Che cosa pensa della denuncia di Reale?
«È normale che la comunità scientifica sia divisa su temi di estrema complessità. Reale ha elaborato una sua particolare interpretazione di Platone, del tutto rispettabile, che ha sostenuto con vigore e con vasti lavori di ricerca, ma non è condivisa dalla maggioranza degli studiosi, né in Italia né all’estero.

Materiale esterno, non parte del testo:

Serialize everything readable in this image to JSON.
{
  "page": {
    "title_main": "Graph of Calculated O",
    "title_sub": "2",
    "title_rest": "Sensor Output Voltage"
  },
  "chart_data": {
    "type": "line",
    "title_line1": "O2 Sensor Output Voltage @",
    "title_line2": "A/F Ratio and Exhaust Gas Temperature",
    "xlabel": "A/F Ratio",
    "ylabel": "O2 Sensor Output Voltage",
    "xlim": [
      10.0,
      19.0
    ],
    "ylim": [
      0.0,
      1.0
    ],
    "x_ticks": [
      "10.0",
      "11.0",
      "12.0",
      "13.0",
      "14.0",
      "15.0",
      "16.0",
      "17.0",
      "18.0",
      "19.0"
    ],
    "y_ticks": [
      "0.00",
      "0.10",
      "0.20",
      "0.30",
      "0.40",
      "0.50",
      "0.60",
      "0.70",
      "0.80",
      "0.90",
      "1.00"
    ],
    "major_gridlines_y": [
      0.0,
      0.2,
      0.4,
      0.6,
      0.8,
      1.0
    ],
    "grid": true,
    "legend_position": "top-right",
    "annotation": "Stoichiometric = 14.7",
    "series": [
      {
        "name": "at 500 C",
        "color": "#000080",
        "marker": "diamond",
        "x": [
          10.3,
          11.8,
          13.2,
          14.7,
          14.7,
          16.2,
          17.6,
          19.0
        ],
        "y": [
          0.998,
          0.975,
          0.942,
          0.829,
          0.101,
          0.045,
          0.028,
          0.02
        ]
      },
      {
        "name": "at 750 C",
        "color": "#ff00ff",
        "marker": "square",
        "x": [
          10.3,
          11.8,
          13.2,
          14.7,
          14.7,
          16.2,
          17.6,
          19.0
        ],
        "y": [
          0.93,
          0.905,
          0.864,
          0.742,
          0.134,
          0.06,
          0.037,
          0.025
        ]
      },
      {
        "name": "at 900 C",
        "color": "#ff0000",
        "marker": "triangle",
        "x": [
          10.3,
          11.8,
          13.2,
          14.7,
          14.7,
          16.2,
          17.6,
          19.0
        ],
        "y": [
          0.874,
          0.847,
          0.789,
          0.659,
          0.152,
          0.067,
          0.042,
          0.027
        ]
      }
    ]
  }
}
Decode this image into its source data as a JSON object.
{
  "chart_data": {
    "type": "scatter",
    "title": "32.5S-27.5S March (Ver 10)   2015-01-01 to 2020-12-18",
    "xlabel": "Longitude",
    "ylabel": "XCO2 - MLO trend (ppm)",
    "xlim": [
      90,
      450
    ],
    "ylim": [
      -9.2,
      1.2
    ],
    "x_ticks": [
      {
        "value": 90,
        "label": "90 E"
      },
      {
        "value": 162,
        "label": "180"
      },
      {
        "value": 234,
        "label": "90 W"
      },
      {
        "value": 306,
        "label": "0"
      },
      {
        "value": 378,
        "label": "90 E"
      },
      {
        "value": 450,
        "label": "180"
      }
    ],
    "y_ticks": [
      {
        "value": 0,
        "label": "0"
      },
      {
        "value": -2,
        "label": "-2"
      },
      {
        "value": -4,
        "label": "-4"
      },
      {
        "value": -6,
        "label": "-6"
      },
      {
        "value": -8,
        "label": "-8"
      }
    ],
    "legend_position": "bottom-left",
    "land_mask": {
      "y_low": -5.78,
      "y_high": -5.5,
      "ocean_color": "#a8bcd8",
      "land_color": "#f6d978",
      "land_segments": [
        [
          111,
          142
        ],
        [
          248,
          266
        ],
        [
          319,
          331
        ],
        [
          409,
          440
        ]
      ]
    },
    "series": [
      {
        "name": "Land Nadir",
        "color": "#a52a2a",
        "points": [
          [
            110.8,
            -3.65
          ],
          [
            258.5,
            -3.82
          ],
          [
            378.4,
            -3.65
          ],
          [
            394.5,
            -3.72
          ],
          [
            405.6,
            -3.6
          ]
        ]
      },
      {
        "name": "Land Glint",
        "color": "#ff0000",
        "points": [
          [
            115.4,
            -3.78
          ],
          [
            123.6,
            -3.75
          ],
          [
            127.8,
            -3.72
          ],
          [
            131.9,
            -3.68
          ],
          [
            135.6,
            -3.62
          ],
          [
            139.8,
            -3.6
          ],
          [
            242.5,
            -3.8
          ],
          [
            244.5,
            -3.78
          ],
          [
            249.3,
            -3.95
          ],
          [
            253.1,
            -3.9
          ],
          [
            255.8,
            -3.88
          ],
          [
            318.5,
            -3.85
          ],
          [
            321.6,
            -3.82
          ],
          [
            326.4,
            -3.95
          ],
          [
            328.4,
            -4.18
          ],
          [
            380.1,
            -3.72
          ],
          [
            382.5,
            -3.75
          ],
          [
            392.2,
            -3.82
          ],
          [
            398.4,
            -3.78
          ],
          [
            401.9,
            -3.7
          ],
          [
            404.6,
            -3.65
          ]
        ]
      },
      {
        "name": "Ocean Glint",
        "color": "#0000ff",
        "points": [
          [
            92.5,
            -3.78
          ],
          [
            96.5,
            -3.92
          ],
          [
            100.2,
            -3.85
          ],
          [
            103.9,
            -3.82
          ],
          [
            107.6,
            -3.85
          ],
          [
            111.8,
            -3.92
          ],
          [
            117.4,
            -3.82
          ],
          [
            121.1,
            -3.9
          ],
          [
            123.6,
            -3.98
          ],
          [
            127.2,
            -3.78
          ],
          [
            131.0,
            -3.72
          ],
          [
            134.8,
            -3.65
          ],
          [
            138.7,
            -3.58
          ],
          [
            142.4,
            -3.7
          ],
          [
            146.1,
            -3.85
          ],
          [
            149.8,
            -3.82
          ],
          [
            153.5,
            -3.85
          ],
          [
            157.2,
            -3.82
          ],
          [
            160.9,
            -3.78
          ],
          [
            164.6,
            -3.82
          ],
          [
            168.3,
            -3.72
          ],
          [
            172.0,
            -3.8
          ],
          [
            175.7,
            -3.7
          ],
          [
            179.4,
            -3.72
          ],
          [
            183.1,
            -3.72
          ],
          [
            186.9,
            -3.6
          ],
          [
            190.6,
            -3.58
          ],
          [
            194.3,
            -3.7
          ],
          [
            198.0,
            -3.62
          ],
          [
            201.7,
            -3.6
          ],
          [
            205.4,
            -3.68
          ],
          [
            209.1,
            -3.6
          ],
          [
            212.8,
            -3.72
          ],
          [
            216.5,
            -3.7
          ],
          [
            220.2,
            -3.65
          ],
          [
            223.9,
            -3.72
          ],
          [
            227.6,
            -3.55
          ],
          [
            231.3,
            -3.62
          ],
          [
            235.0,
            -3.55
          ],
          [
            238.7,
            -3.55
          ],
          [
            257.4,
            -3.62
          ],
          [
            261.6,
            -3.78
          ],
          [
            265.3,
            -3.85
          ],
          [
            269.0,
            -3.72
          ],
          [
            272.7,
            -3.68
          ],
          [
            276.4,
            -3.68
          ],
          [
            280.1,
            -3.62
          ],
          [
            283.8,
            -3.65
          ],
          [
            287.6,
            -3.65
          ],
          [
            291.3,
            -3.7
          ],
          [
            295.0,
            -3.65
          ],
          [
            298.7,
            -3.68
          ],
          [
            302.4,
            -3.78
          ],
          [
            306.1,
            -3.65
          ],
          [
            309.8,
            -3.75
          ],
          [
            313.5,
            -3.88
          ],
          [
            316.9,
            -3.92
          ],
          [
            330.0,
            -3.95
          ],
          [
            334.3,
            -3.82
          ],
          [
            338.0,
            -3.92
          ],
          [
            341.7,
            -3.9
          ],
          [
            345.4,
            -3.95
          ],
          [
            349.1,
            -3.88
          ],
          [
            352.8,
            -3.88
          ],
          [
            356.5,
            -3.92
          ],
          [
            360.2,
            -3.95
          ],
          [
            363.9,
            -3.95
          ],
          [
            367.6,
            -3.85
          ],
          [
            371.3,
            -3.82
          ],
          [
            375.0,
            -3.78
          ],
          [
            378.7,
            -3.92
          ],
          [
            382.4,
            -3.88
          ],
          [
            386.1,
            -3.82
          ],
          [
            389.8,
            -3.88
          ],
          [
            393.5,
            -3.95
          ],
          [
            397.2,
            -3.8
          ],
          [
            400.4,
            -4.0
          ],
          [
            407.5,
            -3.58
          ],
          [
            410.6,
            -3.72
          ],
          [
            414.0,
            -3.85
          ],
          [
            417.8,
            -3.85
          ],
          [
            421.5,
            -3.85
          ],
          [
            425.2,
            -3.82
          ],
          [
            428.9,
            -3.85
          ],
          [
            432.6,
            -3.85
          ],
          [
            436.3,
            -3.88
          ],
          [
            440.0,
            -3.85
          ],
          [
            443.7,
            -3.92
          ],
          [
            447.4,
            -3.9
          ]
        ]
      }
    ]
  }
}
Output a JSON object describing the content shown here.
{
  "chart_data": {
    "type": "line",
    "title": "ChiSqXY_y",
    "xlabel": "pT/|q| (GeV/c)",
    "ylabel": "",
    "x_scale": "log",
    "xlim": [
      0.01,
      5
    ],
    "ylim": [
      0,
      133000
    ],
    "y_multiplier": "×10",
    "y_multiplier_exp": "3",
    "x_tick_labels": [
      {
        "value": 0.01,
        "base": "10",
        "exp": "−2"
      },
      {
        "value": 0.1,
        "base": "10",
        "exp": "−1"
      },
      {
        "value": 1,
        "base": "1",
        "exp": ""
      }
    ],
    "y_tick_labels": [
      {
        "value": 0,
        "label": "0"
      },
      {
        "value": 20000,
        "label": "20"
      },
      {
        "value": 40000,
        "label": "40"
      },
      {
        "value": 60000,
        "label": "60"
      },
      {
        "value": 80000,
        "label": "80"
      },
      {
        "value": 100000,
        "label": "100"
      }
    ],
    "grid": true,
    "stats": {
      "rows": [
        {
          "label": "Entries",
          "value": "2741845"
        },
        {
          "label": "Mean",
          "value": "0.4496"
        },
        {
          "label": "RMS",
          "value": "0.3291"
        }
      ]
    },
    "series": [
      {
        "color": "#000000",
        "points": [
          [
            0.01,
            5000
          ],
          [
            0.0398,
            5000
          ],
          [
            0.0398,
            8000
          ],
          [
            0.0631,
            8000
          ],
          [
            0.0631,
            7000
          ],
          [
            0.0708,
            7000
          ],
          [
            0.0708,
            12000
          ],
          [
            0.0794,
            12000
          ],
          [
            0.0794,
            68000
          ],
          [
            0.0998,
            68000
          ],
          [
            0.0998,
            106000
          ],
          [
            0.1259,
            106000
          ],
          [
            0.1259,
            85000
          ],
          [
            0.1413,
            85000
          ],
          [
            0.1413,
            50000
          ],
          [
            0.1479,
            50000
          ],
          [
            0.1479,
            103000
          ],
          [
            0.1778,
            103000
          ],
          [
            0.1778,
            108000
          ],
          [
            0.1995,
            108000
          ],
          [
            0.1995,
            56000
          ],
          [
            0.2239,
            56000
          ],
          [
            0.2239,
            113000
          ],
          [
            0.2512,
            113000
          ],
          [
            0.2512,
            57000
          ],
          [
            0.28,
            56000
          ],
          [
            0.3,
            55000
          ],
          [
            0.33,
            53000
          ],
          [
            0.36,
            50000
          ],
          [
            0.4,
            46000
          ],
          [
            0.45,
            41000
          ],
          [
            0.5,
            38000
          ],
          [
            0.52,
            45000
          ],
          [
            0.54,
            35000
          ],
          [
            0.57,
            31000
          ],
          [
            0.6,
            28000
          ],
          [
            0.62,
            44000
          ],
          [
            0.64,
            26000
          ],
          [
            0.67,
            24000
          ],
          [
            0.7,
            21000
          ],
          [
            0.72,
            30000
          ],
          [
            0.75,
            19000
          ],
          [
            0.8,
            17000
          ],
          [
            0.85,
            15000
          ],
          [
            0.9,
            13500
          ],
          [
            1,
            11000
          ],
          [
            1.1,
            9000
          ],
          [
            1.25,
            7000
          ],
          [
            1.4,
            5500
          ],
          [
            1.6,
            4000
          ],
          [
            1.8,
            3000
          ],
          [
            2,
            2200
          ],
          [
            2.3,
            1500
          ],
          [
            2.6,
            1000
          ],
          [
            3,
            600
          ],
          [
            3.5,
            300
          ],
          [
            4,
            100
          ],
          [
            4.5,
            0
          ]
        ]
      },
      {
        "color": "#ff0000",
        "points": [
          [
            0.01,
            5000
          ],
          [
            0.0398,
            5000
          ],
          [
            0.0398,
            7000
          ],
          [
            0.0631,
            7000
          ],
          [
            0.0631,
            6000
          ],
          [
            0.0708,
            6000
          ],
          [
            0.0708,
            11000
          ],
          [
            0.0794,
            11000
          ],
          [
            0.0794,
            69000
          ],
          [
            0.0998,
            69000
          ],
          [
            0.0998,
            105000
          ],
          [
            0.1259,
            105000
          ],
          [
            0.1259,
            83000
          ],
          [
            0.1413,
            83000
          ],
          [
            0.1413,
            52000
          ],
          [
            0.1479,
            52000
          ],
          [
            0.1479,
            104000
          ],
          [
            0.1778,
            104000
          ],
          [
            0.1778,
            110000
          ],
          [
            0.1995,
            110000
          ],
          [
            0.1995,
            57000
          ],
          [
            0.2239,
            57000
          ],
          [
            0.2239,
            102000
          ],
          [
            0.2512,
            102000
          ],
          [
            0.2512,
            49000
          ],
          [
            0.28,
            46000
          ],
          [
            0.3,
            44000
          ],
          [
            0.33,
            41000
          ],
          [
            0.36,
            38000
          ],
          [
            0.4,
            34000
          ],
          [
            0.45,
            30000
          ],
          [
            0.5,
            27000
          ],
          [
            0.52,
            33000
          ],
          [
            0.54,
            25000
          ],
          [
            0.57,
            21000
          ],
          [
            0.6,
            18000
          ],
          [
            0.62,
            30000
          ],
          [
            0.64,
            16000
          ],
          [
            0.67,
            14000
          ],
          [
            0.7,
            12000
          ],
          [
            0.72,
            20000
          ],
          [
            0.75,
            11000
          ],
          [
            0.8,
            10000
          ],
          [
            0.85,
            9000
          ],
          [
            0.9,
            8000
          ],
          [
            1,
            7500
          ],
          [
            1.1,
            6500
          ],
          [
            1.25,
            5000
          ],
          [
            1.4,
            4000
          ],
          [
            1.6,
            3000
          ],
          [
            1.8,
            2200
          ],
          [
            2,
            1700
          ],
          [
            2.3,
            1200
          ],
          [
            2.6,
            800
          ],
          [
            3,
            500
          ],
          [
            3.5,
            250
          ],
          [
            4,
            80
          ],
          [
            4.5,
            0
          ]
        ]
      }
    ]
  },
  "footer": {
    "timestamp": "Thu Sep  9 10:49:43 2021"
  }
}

Il fatto che abbia trovato ostacoli e difficoltà non ha nulla a che fare con il presunto boicottaggio di professori marxisti intolleranti verso i colleghi cattolici come Reale, ma dipende dall’esistenza di forti dissensi riguardo alle sue teorie».
Però fa specie che un programma di ricerca presentato da uno studioso di spicco come Reale non abbia a suo tempo ottenuto i finanziamenti pubblici che chiedeva.
«È capitato anche a me che alcuni miei progetti fossero bocciati da commissioni esaminatrici, ma non per questo ho pensato di bandire crociate contro gli autori cattolici o heideggeriani. Ho preso atto che i colleghi addetti alla valutazione non la pensavano come me».
Perché sono così controverse le tesi di Reale sulla «dottrina non scritta» di Platone?
«Esistono alcune testimonianze di Aristotele secondo cui Platone avrebbe insegnato una dottrina che non è contenuta nei suoi dialoghi giunti fino a noi in forma scritta. Tale dottrina ha un carattere fortemente metafisico: in sostanza consiste nel far derivare l’intera realtà da due princìpi supremi, l’Uno e il Molteplice, che poi, per dirla in modo schematico, corrispondono rispettivamente al bene e al male. Secondo me è plausibile che Platone si sia espresso in questo senso discutendo con i suoi allievi. Ma dire che i dialoghi nel loro complesso sono semplicemente un preambolo rispetto alla dottrina metafisica è assolutamente riduttivo. E impoverisce in modo inaccettabile la comprensione del pensiero platonico».
Quindi l’oggetto del contendere è il rilievo da attribuire ai dialoghi.
«Il problema di fondo è la loro autonomia, il loro pieno valore filosofico. Essi contengono a mio avviso una ricchezza enorme di pensiero, che merita di essere studiata di per se stessa: non possono essere concepiti come una sorta d’introduzione alla dottrina non scritta».
Reale però, nell’intervista al «Corriere», ha sostenuto che «tenendo fermo il principio dell’autonomia dei dialoghi, si può dimostrare tutto e il contrario di tutto».
«Mi sembra francamente un modo di esprimersi un po’ rozzo. I dialoghi sono messe in scena di discussioni su temi filosofici. Quindi rappresentano per loro natura una pluralità di prospettive. Ma il punto è che non è necessario attribuire a Platone (e del resto a nessun altro pensatore) un sistema metafisico chiuso e compatto. Il suo è un insegnamento molto articolato. Colgo invece nell’atteggiamento di Reale un’ansia di riduzione metafisica del pensiero platonico a un’ultima verità che non si può più discutere. Ma, come lei vede, in tutto questo il marxismo non c’entra niente».
I principali studiosi italiani di Platone non seguivano un tempo quell’indirizzo?
«Non è vero, ce n’erano parecchi di matrice idealista. Margherita Isnardi Parente (scomparsa nel 2008) si opponeva tenacemente a Reale, ma era di formazione crociana e aborriva il marxismo. Oggi d’altronde è dall’estero, specie dall’area anglosassone, che giungono le maggiori critiche all’opera di Reale: da studiosi come l’inglese Christopher Rowe, il francese Luc Brisson, il tedesco Michael Erler. Tutti autori completamente estranei al marxismo».